Moins réputée que la Pologne ou l'Ukraine par exemple, pays possédant certes le terreau tant historique que géographique propice à l'émergeance d'une scène extrême, la Hongrie n'en a pas moins vu émerger de son sol quelques groupuscules au talent inversement proportionnel à leur renommée. The Moon And The Nightspirit, Thy Catafalque ou le défunt Without Face (berceau de la chanteuse Julie de To-Mera, ne l'oublions pas !) comptent ainsi parmi les rares noms qui nous sont parvenus depuis une quinzaine d'années de ce vaste espace à la position médiane en Europe.
Pouvant désormais être considéré comme un véritable vétéran de l'art noir, Sear Bliss reste probablement celui que nous connaissons le mieux. Après des débuts qui les raccrochaient à la branche True Black, les Hongrois ont rapidement imposé une identité qui, bien que s'exprimant d'une manière différente de celle des Roumains de Negura Bunget, s'est elle aussi fondée sur le paganisme et l'emploi d'instruments à vents, tout en se parant (malheureusement) d'atours symphoniques. Malgré le succès rencontré par des albums Grand Destiny ou Forsaken Symphony, ces dernieres années ont vu Sear Bliss se faire plus discret, n'offrant même quasiment plus aucun signe de vie depuis The Arcane Odyssey en 2007. Ainsi, une retraite somme toute plutôt bien méritée semblait tranquillement s'annoncer pour lui.
Fort d'un tout nouveau deal avec Candlelight, association qui devrait lui conférer une exposition dont il a toujours manqué, la faute à Red Stream, structure certes culte mais à la promo souvent quasi inexistante, le collectif débarque pourtant après cinq ans de silence discographique sur nos platine avec un septième opus. De fait, certains le découvriront peut-être même avec celui-ci, ce qui est à la fois une bonne et une mauvaise chose.

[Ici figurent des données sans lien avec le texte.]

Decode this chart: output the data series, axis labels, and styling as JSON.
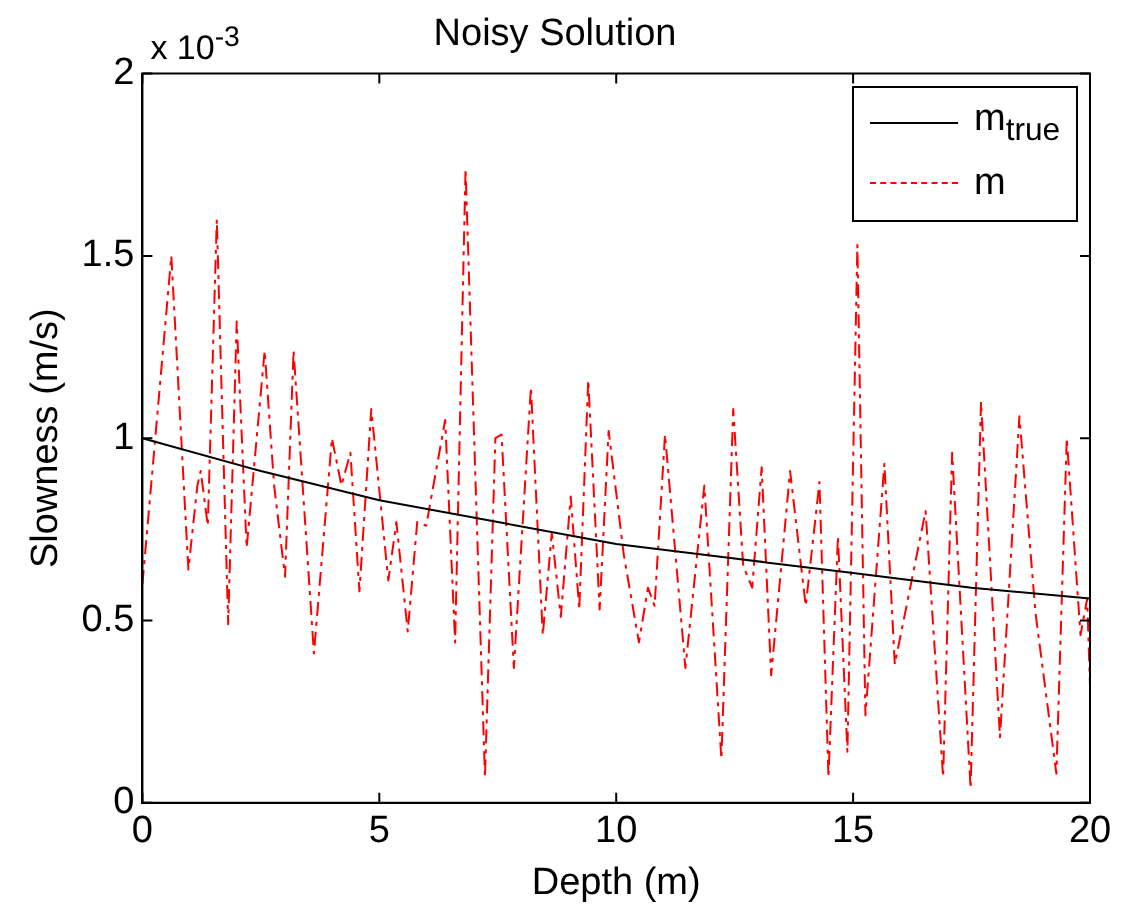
{
  "chart_data": {
    "type": "line",
    "title": "Noisy Solution",
    "xlabel": "Depth (m)",
    "ylabel": "Slowness (m/s)",
    "annotations": [
      "x 10$^{-3}$"
    ],
    "xlim": [
      0,
      20
    ],
    "xticks": [
      0,
      5,
      10,
      15,
      20
    ],
    "ylim": [
      0,
      2
    ],
    "yticks": [
      0,
      0.5,
      1,
      1.5,
      2
    ],
    "grid": false,
    "legend": "top right",
    "marker": "none",
    "series": [
      {
        "name": "m$_{true}$",
        "color": "#000000",
        "line_style": "solid",
        "x": [
          0,
          2.5,
          5,
          7.5,
          10,
          12.5,
          15,
          17.5,
          20
        ],
        "values": [
          1.0,
          0.91,
          0.83,
          0.77,
          0.71,
          0.67,
          0.63,
          0.59,
          0.56
        ]
      },
      {
        "name": "m",
        "color": "#ff0000",
        "line_style": "dashed",
        "x": [
          0,
          0.61,
          0.97,
          1.16,
          1.23,
          1.38,
          1.57,
          1.81,
          1.99,
          2.2,
          2.58,
          2.78,
          3.01,
          3.19,
          3.62,
          4.0,
          4.2,
          4.39,
          4.58,
          4.83,
          5.19,
          5.36,
          5.6,
          5.8,
          5.99,
          6.39,
          6.6,
          6.82,
          7.23,
          7.45,
          7.58,
          7.84,
          8.2,
          8.45,
          8.64,
          8.83,
          9.04,
          9.22,
          9.41,
          9.65,
          9.84,
          10.16,
          10.48,
          10.67,
          10.81,
          11.03,
          11.46,
          11.86,
          12.22,
          12.47,
          12.68,
          12.87,
          13.07,
          13.27,
          13.67,
          14.0,
          14.29,
          14.48,
          14.68,
          14.88,
          15.09,
          15.26,
          15.66,
          15.88,
          16.53,
          16.9,
          17.09,
          17.48,
          17.7,
          18.1,
          18.51,
          18.85,
          19.29,
          19.51,
          19.8,
          19.94,
          20
        ],
        "values": [
          0.6,
          1.5,
          0.64,
          0.87,
          0.91,
          0.76,
          1.6,
          0.49,
          1.32,
          0.7,
          1.24,
          0.87,
          0.62,
          1.24,
          0.41,
          1.0,
          0.87,
          0.96,
          0.58,
          1.08,
          0.61,
          0.77,
          0.47,
          0.77,
          0.76,
          1.05,
          0.44,
          1.74,
          0.07,
          1.0,
          1.01,
          0.37,
          1.14,
          0.46,
          0.74,
          0.51,
          0.84,
          0.53,
          1.16,
          0.53,
          1.02,
          0.68,
          0.44,
          0.59,
          0.54,
          1.01,
          0.37,
          0.87,
          0.12,
          1.08,
          0.65,
          0.59,
          0.92,
          0.35,
          0.91,
          0.54,
          0.88,
          0.07,
          0.73,
          0.14,
          1.53,
          0.24,
          0.93,
          0.38,
          0.8,
          0.07,
          0.96,
          0.04,
          1.1,
          0.18,
          1.06,
          0.52,
          0.08,
          1.0,
          0.46,
          0.56,
          0.32
        ]
      }
    ]
  }
}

Mauvaise car Eternal Recurrence, en dépit de qualités sur lesquelles nous nous attarderons plus loin, peine à masquer les influences actuelles de ses auteurs, les oreilles plus que jamais braquées vers la Norvège et deux de ses enfants les plus novateurs, Enslaved tout d'abord, dont les nappes de claviers drapant "The Eternal Quest" ne manqueront d'évoquer les dernières efforts et Arcturus ensuite, pour les lignes de chant clair baroque et profonde balisant l'écoutes de titres tels que "A Lost Cause" ou "Ballad Of The Shipwrecked". Arme à double tranchant, ce tribut aux ainés du Grand Nord pourra aussi bien décevoir que drainer vers Sear Bliss un public qui ne le connaîtrait pas.
Bonne car cette nouvelle offrande devrait s'imposer comme une des meilleures jamais écrites par les Hongrois dont on aime toujours autant le recours à un instrument à priori aussi saugrenu car très peu utilisé dans le genre, que la trompette (?) que l'obscure puissance tribale qui les guident, témoin l'inquiétant morceau d'ouverture qui en réunissant ces deux caractères, vibre d'une beauté noire, mystérieuse et séculaire. Complexes et tortueuses ("The New Era Of Darkness"), épousant le plus souvent les traits de modelés lents quand ils ne sont pas mortuaires ("There's No Shadow Without Light") ou bizarres ("Entering The Seventh Gate" et ses voix étranges), ces compositions sécrètent une forme de poésie et une dimension cosmique déjà à l'oeuvre sur le disque précédent et que poursuit Eternal Recurrence dont seul l'aspect un peu inachevé, corrolaire d'une durée trop courte, et ce malgré une écriture précise et intelligente, viendra tempérer l'enthousiasme que succite le retour de ce groupe au charme certain.